Latvians Face Massive Price Hikes As Country Implements Reforms

TOMORROW, newly independent Latvia begins its long-anticipated leap into the economic unknown.The government is raising the price of coal by a factor of nine. Oil will go up by six times. Natural gas will go up 1.5 times. Central heating for apartments and hot water will also be more expensive, but as yet the new rate is unspecified. All prices are to be freed by the end of November. As compensation, salaries will go up by a factor of five tomorrow, but residents are skeptical this raise will ease the pain. Although the heat was turned on in most apartment buildings on Oct. 15, some still have no heat or hot water. "It's crunch time for Latvia," says a Western diplomat. In a reference to the sugar that is sold only through ration coupons, the newspaper Rigas Bals commented last week on the price rises: "Sugar will hardly sweeten our bitter life." The pain of market reform is being compounded by pressures from "big brother" next door, the Russian Republic, which has not delivered gasoline to the country since early September. Some gas is trickling in through private acquisition from other republics, but officially, no gasoline is being sold to private people. Russia also demands payment between 50 percent and 100 percent higher than German prices for commodities such as gasoline, natural gas, and meat. For gasoline, Russia demands 60 percent more than German prices. "This is mainly tied to the citizenship laws," says the diplomat, who suggests that this is Russian President Boris Yeltsin's way of pressuring the Latvians to agree to easy terms for Latvian citizenship.
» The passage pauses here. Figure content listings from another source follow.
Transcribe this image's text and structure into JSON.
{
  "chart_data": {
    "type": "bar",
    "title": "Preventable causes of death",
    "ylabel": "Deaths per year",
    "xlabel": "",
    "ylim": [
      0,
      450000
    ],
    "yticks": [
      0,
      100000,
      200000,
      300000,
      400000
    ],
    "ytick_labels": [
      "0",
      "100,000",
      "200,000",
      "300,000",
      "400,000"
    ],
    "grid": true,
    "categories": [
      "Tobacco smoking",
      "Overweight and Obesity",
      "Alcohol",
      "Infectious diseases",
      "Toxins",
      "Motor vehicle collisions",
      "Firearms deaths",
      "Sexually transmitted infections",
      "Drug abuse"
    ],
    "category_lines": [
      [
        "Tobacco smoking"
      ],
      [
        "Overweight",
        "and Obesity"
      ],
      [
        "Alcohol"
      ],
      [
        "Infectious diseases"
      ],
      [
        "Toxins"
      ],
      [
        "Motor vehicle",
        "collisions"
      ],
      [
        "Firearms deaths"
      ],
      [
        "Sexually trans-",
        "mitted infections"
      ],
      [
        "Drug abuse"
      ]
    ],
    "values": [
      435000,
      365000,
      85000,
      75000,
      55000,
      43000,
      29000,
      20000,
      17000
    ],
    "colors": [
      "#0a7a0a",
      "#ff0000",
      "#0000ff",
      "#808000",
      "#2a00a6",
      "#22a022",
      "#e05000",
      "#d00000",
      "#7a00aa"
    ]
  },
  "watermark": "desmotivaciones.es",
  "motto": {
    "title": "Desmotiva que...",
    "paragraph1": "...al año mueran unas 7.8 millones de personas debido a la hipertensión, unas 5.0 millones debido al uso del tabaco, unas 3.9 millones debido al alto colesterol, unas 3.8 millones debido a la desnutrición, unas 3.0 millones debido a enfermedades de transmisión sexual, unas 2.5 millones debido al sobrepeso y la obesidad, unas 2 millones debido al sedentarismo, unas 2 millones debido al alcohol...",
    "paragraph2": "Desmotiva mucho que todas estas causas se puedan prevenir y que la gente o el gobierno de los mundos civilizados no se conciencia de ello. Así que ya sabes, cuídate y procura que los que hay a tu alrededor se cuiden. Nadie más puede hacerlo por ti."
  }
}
Some 34 percent of Latvia's 2.7 million people are Russian, and only 21 percent of them speak Latvian, so tough language requirements for citizenship could create a wave of Russian refugees from Latvia. "Yeltsin is playing to win," says the diplomat. "He's using all means, fair and foul, to pressure these guys." "This country [Latvia] is facing a very scary time right now. If it continues, there won't be heat in the apartments this winter. It may even become as bad as Romania in 1985 - no light, no heat."